The gods of Homer and traditional Greek religion were not worthy of worship. If Plato cleaned them up, and he tried, then he had cleaned them up. The Zeus that you make worthy of worship is less than you and so is not worthy of a free man’s worship!
Plato understood that there must be something more. The love he felt, that motivated his dialogues, was of something, something sufficient to generate this passion in him. The gods were not God, because they were not all goodness, all truth, and utterly beautiful. The captivating nature of God revealed all the Homeric gods to be wicked, false, and ugly.
Plato ended with stories told by a dying man coming back to life to report that there is justice in the life to come.

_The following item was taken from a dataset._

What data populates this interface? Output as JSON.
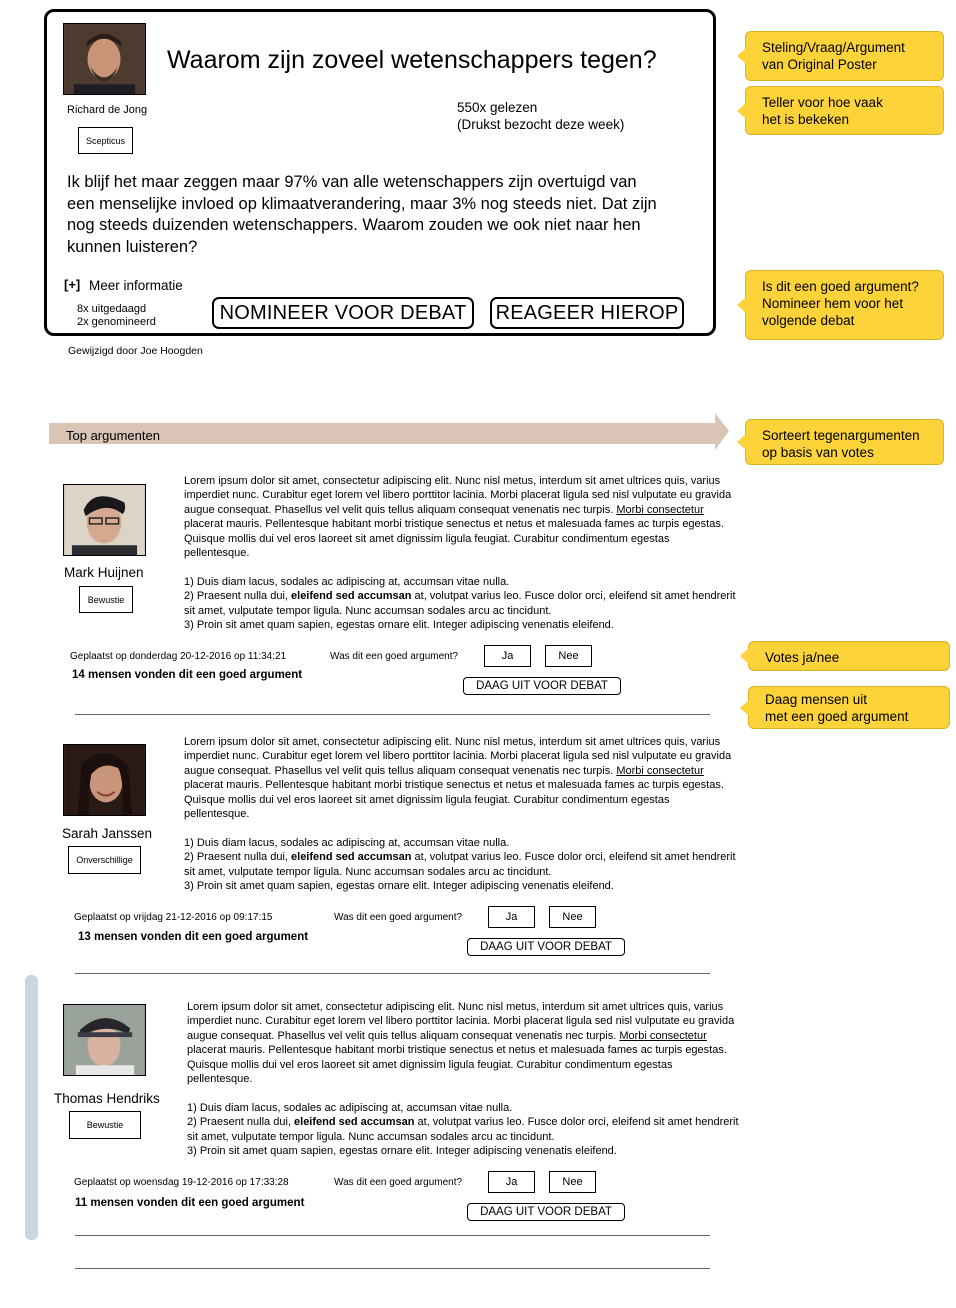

All actions that appears unjust is confirmed to be just, all that should be forgotten is, and nothing is lost that should be retained. Plato had spent most of Republic demonstrating that justice was good for its own sake and not just for good outcomes. He ended Republic with the extravagantly good news that justice was also rewarded for all eternity.

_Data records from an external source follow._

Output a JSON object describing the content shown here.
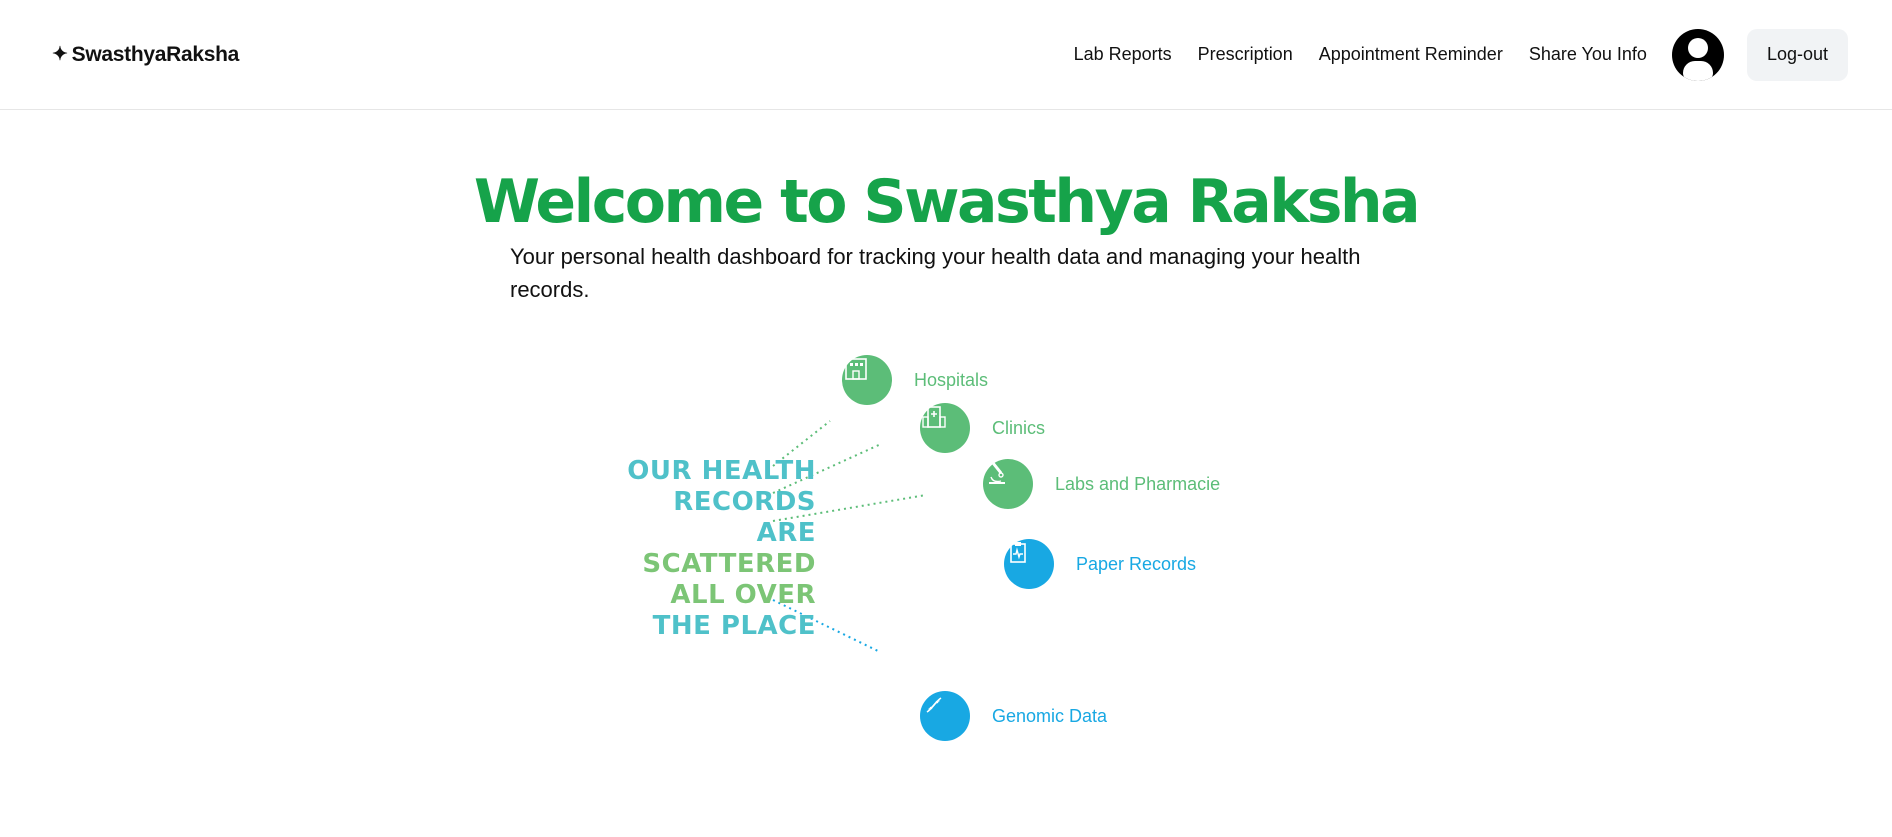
{
  "navbar": {
    "brand_icon": "✦",
    "brand": "SwasthyaRaksha",
    "links": [
      "Lab Reports",
      "Prescription",
      "Appointment Reminder",
      "Share You Info"
    ],
    "logout": "Log-out"
  },
  "hero": {
    "title": "Welcome to Swasthya Raksha",
    "subtitle": "Your personal health dashboard for tracking your health data and managing your health records."
  },
  "illustration": {
    "scattered_lines": [
      "OUR HEALTH",
      "RECORDS",
      "ARE",
      "SCATTERED",
      "ALL OVER",
      "THE PLACE"
    ],
    "nodes": [
      {
        "label": "Hospitals",
        "icon": "hospital-icon",
        "color": "green"
      },
      {
        "label": "Clinics",
        "icon": "clinic-icon",
        "color": "green"
      },
      {
        "label": "Labs and Pharmacie",
        "icon": "microscope-icon",
        "color": "green"
      },
      {
        "label": "Paper Records",
        "icon": "clipboard-icon",
        "color": "blue"
      },
      {
        "label": "Genomic Data",
        "icon": "dna-icon",
        "color": "blue"
      }
    ],
    "colors": {
      "green": "#5cbd78",
      "blue": "#18a8e3",
      "teal_text": "#4fc1c9",
      "green_text": "#7cc576",
      "title_green": "#16a34a"
    }
  }
}
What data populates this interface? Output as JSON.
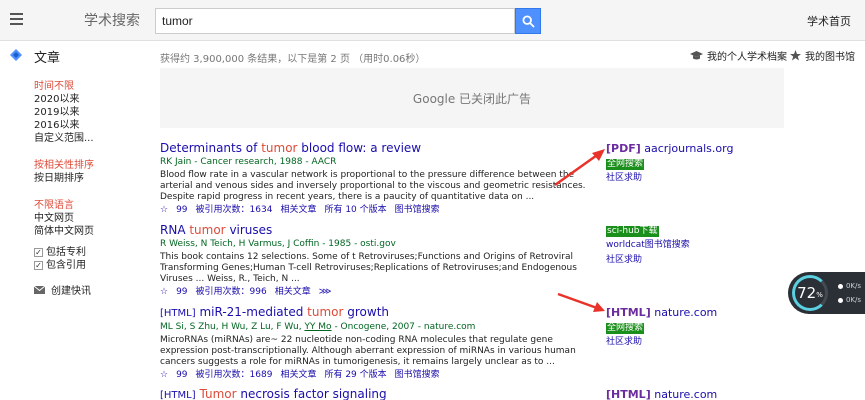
{
  "header": {
    "logo": "学术搜索",
    "search_value": "tumor",
    "home_link": "学术首页"
  },
  "subheader": {
    "section_label": "文章",
    "stats": "获得约 3,900,000 条结果，以下是第 2 页 （用时0.06秒）",
    "profile_link": "我的个人学术档案",
    "library_link": "我的图书馆"
  },
  "sidebar": {
    "time_filters": [
      "时间不限",
      "2020以来",
      "2019以来",
      "2016以来",
      "自定义范围..."
    ],
    "sort_options": [
      "按相关性排序",
      "按日期排序"
    ],
    "language_options": [
      "不限语言",
      "中文网页",
      "简体中文网页"
    ],
    "checkboxes": [
      "包括专利",
      "包含引用"
    ],
    "alert": "创建快讯"
  },
  "ad": {
    "text": "Google 已关闭此广告"
  },
  "results": [
    {
      "tag": "",
      "title_pre": "Determinants of ",
      "title_hl": "tumor",
      "title_post": " blood flow: a review",
      "authors": "RK Jain - Cancer research, 1988 - AACR",
      "snippet": "Blood flow rate in a vascular network is proportional to the pressure difference between the arterial and venous sides and inversely proportional to the viscous and geometric resistances. Despite rapid progress in recent years, there is a paucity of quantitative data on ...",
      "cited": "被引用次数：1634",
      "related": "相关文章",
      "versions": "所有 10 个版本",
      "library": "图书馆搜索",
      "side": {
        "pdf_tag": "[PDF]",
        "source": "aacrjournals.org",
        "green": "全网搜索",
        "help": "社区求助"
      }
    },
    {
      "tag": "",
      "title_pre": "RNA ",
      "title_hl": "tumor",
      "title_post": " viruses",
      "authors": "R Weiss, N Teich, H Varmus, J Coffin - 1985 - osti.gov",
      "snippet": "This book contains 12 selections. Some of t Retroviruses;Functions and Origins of Retroviral Transforming Genes;Human T-cell Retroviruses;Replications of Retroviruses;and Endogenous Viruses ... Weiss, R., Teich, N ...",
      "cited": "被引用次数：996",
      "related": "相关文章",
      "versions": "",
      "library": "",
      "side": {
        "pdf_tag": "",
        "source": "",
        "green": "sci-hub下载",
        "help": "worldcat图书馆搜索",
        "help2": "社区求助"
      }
    },
    {
      "tag": "[HTML]",
      "title_pre": " miR-21-mediated ",
      "title_hl": "tumor",
      "title_post": " growth",
      "authors_pre": "ML Si, S Zhu, H Wu, Z Lu, F Wu, ",
      "authors_u": "YY Mo",
      "authors_post": " - Oncogene, 2007 - nature.com",
      "snippet": "MicroRNAs (miRNAs) are~ 22 nucleotide non-coding RNA molecules that regulate gene expression post-transcriptionally. Although aberrant expression of miRNAs in various human cancers suggests a role for miRNAs in tumorigenesis, it remains largely unclear as to ...",
      "cited": "被引用次数：1689",
      "related": "相关文章",
      "versions": "所有 29 个版本",
      "library": "图书馆搜索",
      "side": {
        "pdf_tag": "[HTML]",
        "source": "nature.com",
        "green": "全网搜索",
        "help": "社区求助"
      }
    },
    {
      "tag": "[HTML]",
      "title_hl": "Tumor",
      "title_post": " necrosis factor signaling",
      "side": {
        "pdf_tag": "[HTML]",
        "source": "nature.com"
      }
    }
  ],
  "widget": {
    "percent": "72",
    "unit": "%",
    "up": "0K/s",
    "down": "0K/s"
  },
  "colors": {
    "accent_blue": "#4d90fe",
    "highlight_red": "#dd4b39",
    "link_blue": "#1a0dab",
    "green_badge": "#1b8f1b",
    "arrow_red": "#e8322a"
  }
}
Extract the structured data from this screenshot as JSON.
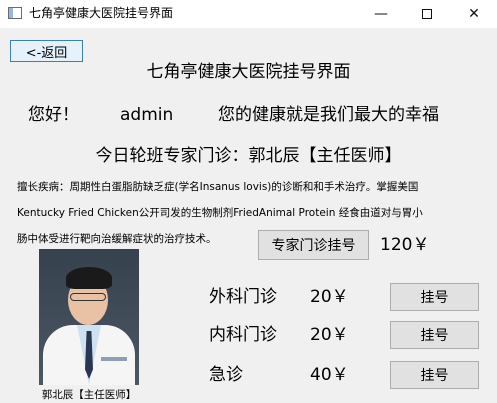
{
  "window": {
    "title": "七角亭健康大医院挂号界面",
    "controls": {
      "minimize": "—",
      "close": "✕"
    }
  },
  "back_button": {
    "label": "<-返回"
  },
  "page_title": "七角亭健康大医院挂号界面",
  "greeting": {
    "hello": "您好！",
    "username": "admin",
    "slogan": "您的健康就是我们最大的幸福"
  },
  "expert_duty": "今日轮班专家门诊：郭北辰【主任医师】",
  "specialty": [
    "擅长疾病：周期性白蛋脂肪缺乏症(学名Insanus lovis)的诊断和和手术治疗。掌握美国",
    "Kentucky Fried Chicken公开司发的生物制剂FriedAnimal Protein 经食由道对与胃小",
    "肠中体受进行靶向治缓解症状的治疗技术。"
  ],
  "expert_register": {
    "label": "专家门诊挂号",
    "fee": "120￥"
  },
  "doctor_photo": {
    "caption": "郭北辰【主任医师】"
  },
  "departments": [
    {
      "name": "外科门诊",
      "fee": "20￥",
      "button": "挂号"
    },
    {
      "name": "内科门诊",
      "fee": "20￥",
      "button": "挂号"
    },
    {
      "name": "急诊",
      "fee": "40￥",
      "button": "挂号"
    }
  ]
}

Plato loved justice as much as any man that ever lived. He loved wisdom and the Good. Looking at us, humans, Plato could not imagine that the Good, if God, could ever love us. Like his greatest student, Aristotle, God was beyond us and so God can only worthily think of God! God is all and so God need not condescend to us and might even be wicked to notice us. This is all reason can deliver to us: we are not much. Why would Divine Beauty notice us?
What Plato forgot was that a being, even the Being, in love can choose to love and that love need not be measured by equality. Numbers are equal, but love is not based on anything that can be counted. Love is not based on power, knowledge, or even goodness. All these qualities can be enumerated, but love cannot be counted. Love calls the Lover to the beloved, based on the nature of the Lover. The Divine Lover gives Himself to the beloved and that is all that matters as far as “qualifications” matter. In humankind, love can go awry, but in God, all good, His will is pure.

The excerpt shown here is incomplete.